The most promising work we have seen on addressing the slowness of large MSMs and FFTs is PipeZK. In their paper, the authors describe a method to make MSMs cheaper using Pippenger’s algorithm to skip duplicate computation. They also describe a method to “unroll” FFTs so they can be performed without significant shuffling, which allows for speed improvements on hardware due to the now-predictable memory access patterns.

Assuming the above methods address the fundamental bottlenecks of each algorithm, the question then becomes: What is the best hardware to flash with highly optimized MSM and FFT algorithms to accelerate ZKP generation?

Hardware matters

The above acceleration techniques can be implemented on multiple hardware technologies: GPUs, FPGAs, or ASICs. But which one is the best choice?

To answer that, we first have to acknowledge that ZKPs are still early in their development. There is still little standardization on system parameters (e.g. FFT width or bit-size of elements) or choice of proof system.

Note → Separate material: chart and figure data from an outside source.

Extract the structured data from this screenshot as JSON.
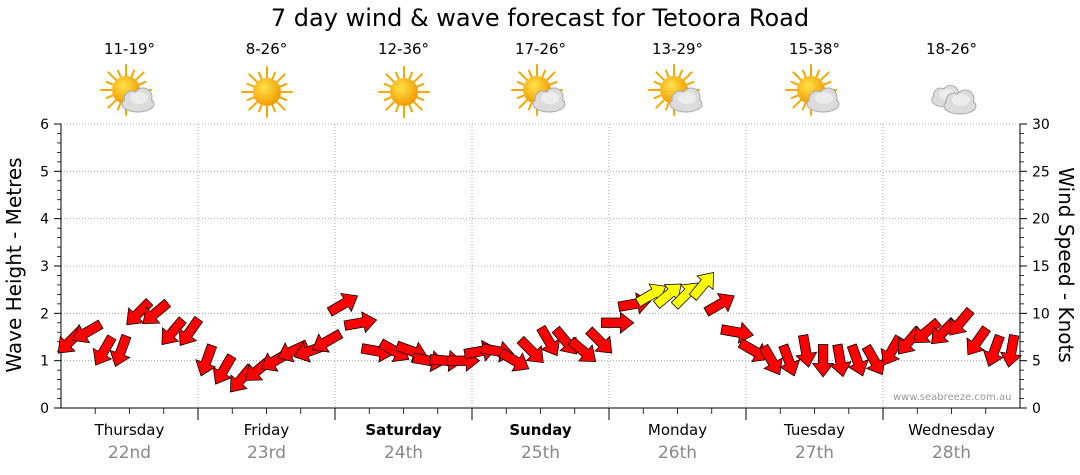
{
  "title": "7 day wind & wave forecast for Tetoora Road",
  "days": [
    {
      "name": "Thursday",
      "date": "22nd",
      "temp": "11-19°",
      "icon": "partly-cloudy-icon",
      "bold": false
    },
    {
      "name": "Friday",
      "date": "23rd",
      "temp": "8-26°",
      "icon": "sunny-icon",
      "bold": false
    },
    {
      "name": "Saturday",
      "date": "24th",
      "temp": "12-36°",
      "icon": "sunny-icon",
      "bold": true
    },
    {
      "name": "Sunday",
      "date": "25th",
      "temp": "17-26°",
      "icon": "partly-cloudy-icon",
      "bold": true
    },
    {
      "name": "Monday",
      "date": "26th",
      "temp": "13-29°",
      "icon": "partly-cloudy-icon",
      "bold": false
    },
    {
      "name": "Tuesday",
      "date": "27th",
      "temp": "15-38°",
      "icon": "partly-cloudy-icon",
      "bold": false
    },
    {
      "name": "Wednesday",
      "date": "28th",
      "temp": "18-26°",
      "icon": "cloudy-icon",
      "bold": false
    }
  ],
  "watermark": "www.seabreeze.com.au",
  "colors": {
    "strong_wind": "#ff0000",
    "light_wind": "#ffff00",
    "arrow_outline": "#000000",
    "grid": "#999999"
  },
  "chart_data": {
    "type": "line",
    "y_left": {
      "label": "Wave Height - Metres",
      "range": [
        0,
        6
      ],
      "ticks": [
        0,
        1,
        2,
        3,
        4,
        5,
        6
      ]
    },
    "y_right": {
      "label": "Wind Speed - Knots",
      "range": [
        0,
        30
      ],
      "ticks": [
        0,
        5,
        10,
        15,
        20,
        25,
        30
      ]
    },
    "x_categories": [
      "Thursday 22nd",
      "Friday 23rd",
      "Saturday 24th",
      "Sunday 25th",
      "Monday 26th",
      "Tuesday 27th",
      "Wednesday 28th"
    ],
    "grid": true,
    "series": [
      {
        "units": "knots",
        "samples_per_day": 8,
        "wind_speed": [
          7,
          8,
          6,
          6,
          10,
          10,
          8,
          8,
          5,
          4,
          3,
          4,
          5,
          6,
          6,
          7,
          11,
          9,
          6,
          6,
          6,
          5,
          5,
          5,
          6,
          6,
          5,
          6,
          7,
          7,
          6,
          7,
          9,
          11,
          12,
          12,
          12,
          13,
          11,
          8,
          6,
          5,
          5,
          6,
          5,
          5,
          5,
          5,
          6,
          7,
          8,
          8,
          9,
          7,
          6,
          6
        ],
        "wind_direction_deg": [
          225,
          240,
          210,
          200,
          225,
          230,
          220,
          215,
          200,
          210,
          220,
          230,
          240,
          245,
          250,
          240,
          60,
          80,
          100,
          120,
          110,
          100,
          95,
          90,
          80,
          100,
          120,
          135,
          150,
          140,
          130,
          135,
          90,
          80,
          60,
          50,
          45,
          40,
          60,
          100,
          120,
          150,
          160,
          170,
          180,
          170,
          160,
          150,
          210,
          220,
          230,
          225,
          220,
          215,
          200,
          190
        ]
      }
    ]
  }
}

Due to these factors, there are two core properties of FPGAs which make them preferable to ASICs in the ZK context:

  • “Write multiple times” vs “write once”: The business logic on an ASIC is write-once. If any ZKP logic changes, you need to start from scratch. FPGAs can be re-flashed any amount of times in under 1 second, meaning they can re-use the same hardware across multiple chains with incompatible proof systems (e.g. because they want to extract MEV across chains), and nimbly adapt as the ZK “meta” changes.
  • Healthier supply chain: ASIC design, manufacturing, and deployment typically takes 12 to 18 months or more. On the contrary, FPGA supply chains are healthy, with leading providers like Xilinx allowing mass retail orders from the website (i.e. without any point of contact) which arrive within 16 weeks. This allows an FPGA-centric operation to have a tighter feedback loop on its product, and scale up their operation by purchasing and deploying more FPGAs.

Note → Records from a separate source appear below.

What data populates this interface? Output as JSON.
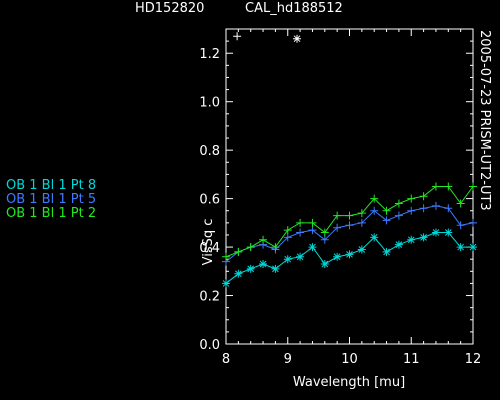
{
  "header": {
    "target": "HD152820",
    "calibrator": "CAL_hd188512"
  },
  "side_label": "2005-07-23 PRISM-UT2-UT3",
  "chart_data": {
    "type": "line",
    "xlabel": "Wavelength [mu]",
    "ylabel": "VisSq c",
    "xlim": [
      8,
      12
    ],
    "ylim": [
      0,
      1.3
    ],
    "xticks": [
      "8",
      "9",
      "10",
      "11",
      "12"
    ],
    "yticks": [
      "0.0",
      "0.2",
      "0.4",
      "0.6",
      "0.8",
      "1.0",
      "1.2"
    ],
    "grid": false,
    "legend_placement": "left-outside",
    "top_markers": [
      {
        "symbol": "+",
        "x": 8.18,
        "y": 1.27,
        "color": "#ffffff"
      },
      {
        "symbol": "*",
        "x": 9.15,
        "y": 1.26,
        "color": "#ffffff"
      }
    ],
    "series": [
      {
        "name": "OB 1 Bl 1 Pt 8",
        "color": "#00d8d8",
        "marker": "asterisk",
        "x": [
          8.0,
          8.2,
          8.4,
          8.6,
          8.8,
          9.0,
          9.2,
          9.4,
          9.6,
          9.8,
          10.0,
          10.2,
          10.4,
          10.6,
          10.8,
          11.0,
          11.2,
          11.4,
          11.6,
          11.8,
          12.0
        ],
        "values": [
          0.25,
          0.29,
          0.31,
          0.33,
          0.31,
          0.35,
          0.36,
          0.4,
          0.33,
          0.36,
          0.37,
          0.39,
          0.44,
          0.38,
          0.41,
          0.43,
          0.44,
          0.46,
          0.46,
          0.4,
          0.4
        ]
      },
      {
        "name": "OB 1 Bl 1 Pt 5",
        "color": "#3d7bff",
        "marker": "plus",
        "x": [
          8.0,
          8.2,
          8.4,
          8.6,
          8.8,
          9.0,
          9.2,
          9.4,
          9.6,
          9.8,
          10.0,
          10.2,
          10.4,
          10.6,
          10.8,
          11.0,
          11.2,
          11.4,
          11.6,
          11.8,
          12.0
        ],
        "values": [
          0.34,
          0.38,
          0.4,
          0.41,
          0.39,
          0.44,
          0.46,
          0.47,
          0.43,
          0.48,
          0.49,
          0.5,
          0.55,
          0.51,
          0.53,
          0.55,
          0.56,
          0.57,
          0.56,
          0.49,
          0.5
        ]
      },
      {
        "name": "OB 1 Bl 1 Pt 2",
        "color": "#22e822",
        "marker": "plus",
        "x": [
          8.0,
          8.2,
          8.4,
          8.6,
          8.8,
          9.0,
          9.2,
          9.4,
          9.6,
          9.8,
          10.0,
          10.2,
          10.4,
          10.6,
          10.8,
          11.0,
          11.2,
          11.4,
          11.6,
          11.8,
          12.0
        ],
        "values": [
          0.36,
          0.38,
          0.4,
          0.43,
          0.4,
          0.47,
          0.5,
          0.5,
          0.46,
          0.53,
          0.53,
          0.54,
          0.6,
          0.55,
          0.58,
          0.6,
          0.61,
          0.65,
          0.65,
          0.58,
          0.65
        ]
      }
    ]
  }
}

We also expect FPGAs to outperform GPUs for similar reasons why they have thrived in machine learning and computer vision:

  • Hardware Cost: A top-of-class FPGA (leading process node, clock speed, energy efficiency, and memory bandwidth) is about 3x cheaper than a top-of-class GPU. The global demand for GPUs has further exacerbated this issue.
  • Power Efficiency: FPGAs can be >10x more energy efficient than GPUs, a large reason being the requirement for GPUs to be connected to a host device, which is often consuming a lot of power.

Given the above, we expect that the winning players in the market will be companies that focus on FPGAs over ASICs or GPUs. If however only one or few ZK L1s or L2s end up achieving dominant scale, and ZK proof systems stabilize around a single implementation, then the likelihood of ASICs winning over FPGAs might be higher. But we are likely multiple years away from that scenario, if it ever occurs at all.

Conclusion

In 2021, Bitcoin miners netted over $15 billion in revenue, and Ethereum miners just exceeded $17 billion. It’s plausible that Zero Knowledge Proofs end up becoming the de-facto medium of computational integrity and privacy on the web. In that case, the opportunity for ZK miners/provers could be of similar size to the Proof of Work mining market.